Jochen Felsenheimer äußert in seinem neuen Buch erhebliche Zweifel an dieser Ansicht. Der Titel "Die Portfolio-Revolution. Das Ende der klassischen Portfoliotheorie" kommt wohl aus Gründen der Verkaufsförderung allzu wuchtig daher. Vielmehr besitzt Felsenheimer erheblichen Respekt vor diesem Monument des kapitalmarktorientierten Denkens, und er erwartet keineswegs den baldigen Untergang der Theorie. Aber er sieht ihre Grundlagen durch Veränderungen der Welt so weit erodiert, dass er ihr zumindest die Allgemeingültigkeit abspricht.
Felsenheimer besitzt als Gründer, Geschäftsführer und Portfoliomanager der Münchener Investmentboutique XAIA Investments erhebliche praktische Erfahrung mit aktiven Anlagestrategien. Insofern trifft sich seine Kritik an der Portfoliotheorie sehr wohl mit der geschäftlichen Ausrichtung seines Unternehmens. Allein als eine in diesem Sinne interessengeleitete Kritik an der Portfoliotheorie sollte sein Buch aber nicht gelesen werden. Felsenheimer ist, durch Fachveröffentlichung gestützt, als ein exquisiter Ökonom bekannt, der sehr gute Kenntnisse der Volkswirtschaftslehre und der Finanztheorie aufweist.
"Wenn während der letzten Jahrzehnte persistente und strukturelle Veränderungen an den Finanzmärkten stattgefunden haben, hat das unausweichlich auch Auswirkungen auf die Preismechanismen an den Finanzmärkten", schreibt er. "Vor diesem Hintergrund müssen die Annahmen und Modelle der Kapitalmarkttheorie im Allgemeinen in Frage gestellt werden." Dies gelte besonders für die moderne Portfoliotheorie. Felsenheimer betrachtet Finanzkrisen als "ein inhärentes Phänomen" an den Finanzmärkten. In Finanzkrisen stehe aber nicht die Analyse der ursächlichen Mechanismen im Mittelpunkt, sondern die Diskussion über politische Aktionen zur Bekämpfung der Krise. Daher müssten "die Rollen des Staates, aber auch der Zentralbanken neu interpretiert werden. Viel grundsätzlicher haben wir es mit einer sich entwickelnden Marktstruktur zu tun, die Auswirkungen auf die zentralen Preismechanismen an den Finanzmärkten mit sich bringt. Hier spielen viele neuartige Phänomene eine Rolle: soziale Netzwerke genauso wie der Hype um passive Indexinvestments oder Regeln zum nachhaltigen Investieren."
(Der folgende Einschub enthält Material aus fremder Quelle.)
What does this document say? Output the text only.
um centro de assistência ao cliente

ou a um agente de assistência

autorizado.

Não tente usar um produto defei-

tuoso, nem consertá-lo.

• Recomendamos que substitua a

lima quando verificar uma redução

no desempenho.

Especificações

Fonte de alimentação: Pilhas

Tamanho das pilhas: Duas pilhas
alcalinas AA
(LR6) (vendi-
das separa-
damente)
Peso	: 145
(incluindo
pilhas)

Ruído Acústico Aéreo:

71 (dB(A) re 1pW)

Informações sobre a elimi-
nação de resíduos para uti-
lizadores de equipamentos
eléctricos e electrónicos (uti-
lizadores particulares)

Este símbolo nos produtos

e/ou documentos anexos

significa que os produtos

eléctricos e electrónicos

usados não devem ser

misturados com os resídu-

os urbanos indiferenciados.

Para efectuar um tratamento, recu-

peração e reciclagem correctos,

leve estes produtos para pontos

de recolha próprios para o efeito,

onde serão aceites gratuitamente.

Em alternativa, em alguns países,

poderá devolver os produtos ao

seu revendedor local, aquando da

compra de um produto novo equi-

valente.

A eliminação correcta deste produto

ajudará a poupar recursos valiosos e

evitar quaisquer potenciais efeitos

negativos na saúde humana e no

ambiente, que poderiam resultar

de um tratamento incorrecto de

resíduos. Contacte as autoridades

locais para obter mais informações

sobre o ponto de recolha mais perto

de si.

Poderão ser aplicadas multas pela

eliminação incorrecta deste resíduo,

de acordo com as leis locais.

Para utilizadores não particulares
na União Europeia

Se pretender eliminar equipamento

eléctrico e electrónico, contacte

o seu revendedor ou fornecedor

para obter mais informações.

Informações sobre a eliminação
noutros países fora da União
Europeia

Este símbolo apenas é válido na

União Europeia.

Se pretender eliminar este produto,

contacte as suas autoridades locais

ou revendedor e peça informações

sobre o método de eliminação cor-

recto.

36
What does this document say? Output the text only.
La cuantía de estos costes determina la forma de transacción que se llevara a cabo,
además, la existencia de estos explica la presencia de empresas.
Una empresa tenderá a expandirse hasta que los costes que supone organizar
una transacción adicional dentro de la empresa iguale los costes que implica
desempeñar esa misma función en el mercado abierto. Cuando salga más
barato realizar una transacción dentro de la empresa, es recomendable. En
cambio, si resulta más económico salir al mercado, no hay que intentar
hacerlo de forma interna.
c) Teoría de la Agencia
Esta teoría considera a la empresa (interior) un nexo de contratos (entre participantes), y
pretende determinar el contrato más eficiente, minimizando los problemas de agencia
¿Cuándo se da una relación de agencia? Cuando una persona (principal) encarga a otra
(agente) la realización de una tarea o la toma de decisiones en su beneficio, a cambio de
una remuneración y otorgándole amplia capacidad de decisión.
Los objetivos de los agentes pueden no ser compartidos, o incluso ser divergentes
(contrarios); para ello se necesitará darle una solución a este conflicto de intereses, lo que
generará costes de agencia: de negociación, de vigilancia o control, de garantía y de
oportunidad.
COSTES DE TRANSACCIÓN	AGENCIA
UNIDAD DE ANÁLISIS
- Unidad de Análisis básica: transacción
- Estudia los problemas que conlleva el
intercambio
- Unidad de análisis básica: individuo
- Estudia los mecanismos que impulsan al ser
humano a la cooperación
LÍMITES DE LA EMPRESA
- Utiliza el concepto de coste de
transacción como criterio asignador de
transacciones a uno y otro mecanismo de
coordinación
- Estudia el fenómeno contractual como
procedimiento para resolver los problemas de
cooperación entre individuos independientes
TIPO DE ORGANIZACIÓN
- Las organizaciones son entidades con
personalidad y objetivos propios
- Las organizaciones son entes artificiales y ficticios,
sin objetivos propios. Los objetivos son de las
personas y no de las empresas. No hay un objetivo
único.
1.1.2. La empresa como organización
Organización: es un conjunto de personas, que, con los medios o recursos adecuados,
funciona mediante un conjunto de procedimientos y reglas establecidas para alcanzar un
Der Marktwirtschaftler Felsenheimer sieht nicht zuletzt in persistenten staatlichen Eingriffen die wesentliche Ursache für seine Zweifel an der auf der Grundlage eines Modells perfekter Märkte konzipierten Portfoliotheorie. "Märkte erfüllen in den seltensten Fällen das Kriterium des vollständigen Wettbewerbs", konstatiert der Autor. "Es gibt zahlreiche Beschränkungen durch regulatorische Vorschriften, direkte Eingriffe in den Preismechanismus und damit in die Gleichgewichte der Finanzmärkte durch den Staat oder einfach das Verbot, bestimmte Geschäfte auszuführen (Leerverkaufsverbot)."
Die Annahme der Portfoliotheorie, Anleger verhielten sich rational im Sinne der Theorie, betrachtet Felsenheimer heutzutage als besonders wirklichkeitsfremd. "Wenn Zentralbanken zu dominanten Marktteilnehmern aufsteigen, dann kann die Preisbildung an den Märkten nicht aufgrund einer reinen Ertrags/Risiko-Perspektive betrachtet werden", kritisiert der Autor, der darin aber nur ein Beispiel für seine These sieht: "Auch viele Versicherungen und Banken müssen zur Umsetzung regulatorischer Anforderungen spezifische Wertpapiere (Staatsanleihen) kaufen - diese Käufe sind also nicht alleine durch den Preis dieser Wertpapiere determiniert." Etwas überspitzt formuliert, seien wenig regulierte Hedgefonds die letzten verbliebenen Anleger, die dem Prinzip des Handelns nach rein ökonomischen Kriterien noch am nächsten kämen.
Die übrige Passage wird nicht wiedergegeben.